Cesium 20 Times More than TEPCO's Estimate Leaked to Sea: IRSN

Friday, October 28, 2011

Tokyo- (PanOrient News) The amount of radioactive cesium leaked into the sea from Tokyo Electric Power Co.'s damaged Fukushima No. 1 nuclear plant was 20 times larger than the utility's estimate in June, the French government-affiliated Radioprotection and Nuclear Safety Institute, or IRSN, said.

A total of 27.1 quadrillion becquerels of cesium-137 leaked into the sea between March 21 and mid-July, Jiji Press reported quoting IRSN.

Of the amount, 82 percent is believed to have been leaked by April 8 through the release, into the sea, of water used for cooling TEPCO nuclear plant after it was hit by the March 11 quake and tsunami, it said.

In waters off the Fukushima plant in northeastern Japan, Cesium levels rose to tens of thousands of becquerels per liter in late March and early April. Undersea Cesium levels began to fall on April 11 and dropped below the lowest detectable level of 5 becquerels in mid-July.

As cesium levels are diluted by ocean currents, the contamination's impact on marine organisms is expected to be small this autumn or later, the IRSN said. But it warned that radioactive substances can continue leaking into the sea through soil.

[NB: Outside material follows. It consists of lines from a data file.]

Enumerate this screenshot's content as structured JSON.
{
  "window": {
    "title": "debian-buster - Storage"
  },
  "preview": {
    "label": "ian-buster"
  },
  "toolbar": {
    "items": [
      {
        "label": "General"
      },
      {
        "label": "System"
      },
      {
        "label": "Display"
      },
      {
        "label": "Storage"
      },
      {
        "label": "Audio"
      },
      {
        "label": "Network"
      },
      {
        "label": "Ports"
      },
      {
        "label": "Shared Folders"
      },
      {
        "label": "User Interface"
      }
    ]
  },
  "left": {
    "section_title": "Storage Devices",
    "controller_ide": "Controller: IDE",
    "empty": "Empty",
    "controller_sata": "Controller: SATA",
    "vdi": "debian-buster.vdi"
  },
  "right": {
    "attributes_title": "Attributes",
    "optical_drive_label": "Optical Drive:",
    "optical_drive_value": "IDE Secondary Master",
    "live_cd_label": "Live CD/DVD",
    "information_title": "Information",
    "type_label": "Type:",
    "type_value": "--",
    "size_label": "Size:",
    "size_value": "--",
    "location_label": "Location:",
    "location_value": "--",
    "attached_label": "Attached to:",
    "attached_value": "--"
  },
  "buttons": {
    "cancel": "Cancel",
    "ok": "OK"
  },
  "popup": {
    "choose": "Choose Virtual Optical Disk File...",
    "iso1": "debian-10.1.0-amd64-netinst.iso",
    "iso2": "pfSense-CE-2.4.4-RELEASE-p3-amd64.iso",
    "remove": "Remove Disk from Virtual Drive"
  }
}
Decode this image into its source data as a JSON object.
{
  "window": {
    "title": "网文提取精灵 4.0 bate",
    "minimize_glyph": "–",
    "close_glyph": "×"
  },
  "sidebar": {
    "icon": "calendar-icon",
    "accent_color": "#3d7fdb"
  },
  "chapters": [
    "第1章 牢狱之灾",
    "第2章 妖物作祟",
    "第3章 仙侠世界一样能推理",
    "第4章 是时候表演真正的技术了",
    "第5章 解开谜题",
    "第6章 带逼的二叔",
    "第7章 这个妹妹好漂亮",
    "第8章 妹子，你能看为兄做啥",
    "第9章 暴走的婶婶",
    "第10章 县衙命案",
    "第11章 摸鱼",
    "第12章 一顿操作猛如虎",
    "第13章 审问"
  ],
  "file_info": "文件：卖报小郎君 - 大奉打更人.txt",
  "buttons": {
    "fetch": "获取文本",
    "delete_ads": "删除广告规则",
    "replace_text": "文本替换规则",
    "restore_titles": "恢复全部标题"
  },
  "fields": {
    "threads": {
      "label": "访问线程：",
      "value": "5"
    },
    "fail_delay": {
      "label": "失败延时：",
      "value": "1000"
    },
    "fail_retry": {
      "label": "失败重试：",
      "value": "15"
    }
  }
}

In a related development, the Fisheries Agency asked fishing organizations in northeastern Japan to specify where their fish are caught, to ease concerns over contamination of marine products.

The agency has divided waters off the Pacific coast from Chiba Prefecture north to Hokkaido into seven zones, including "Pacific waters off Hokkaido and Aomori prefectures," "Waters off the northern Sanriku region" and "Waters off Hitachi, Kashima." Fish caught off the eastern coast of Japan in these areas must be labeled, according to the agency's new standards.

Japanese agricultural standards stipulate that fishermen are required to specify either the locations where they make their catches or where the fish are brought to port.

Analysts say there is no guarantee that the fish caught have not been in contaminated waters, given that many species are migratory.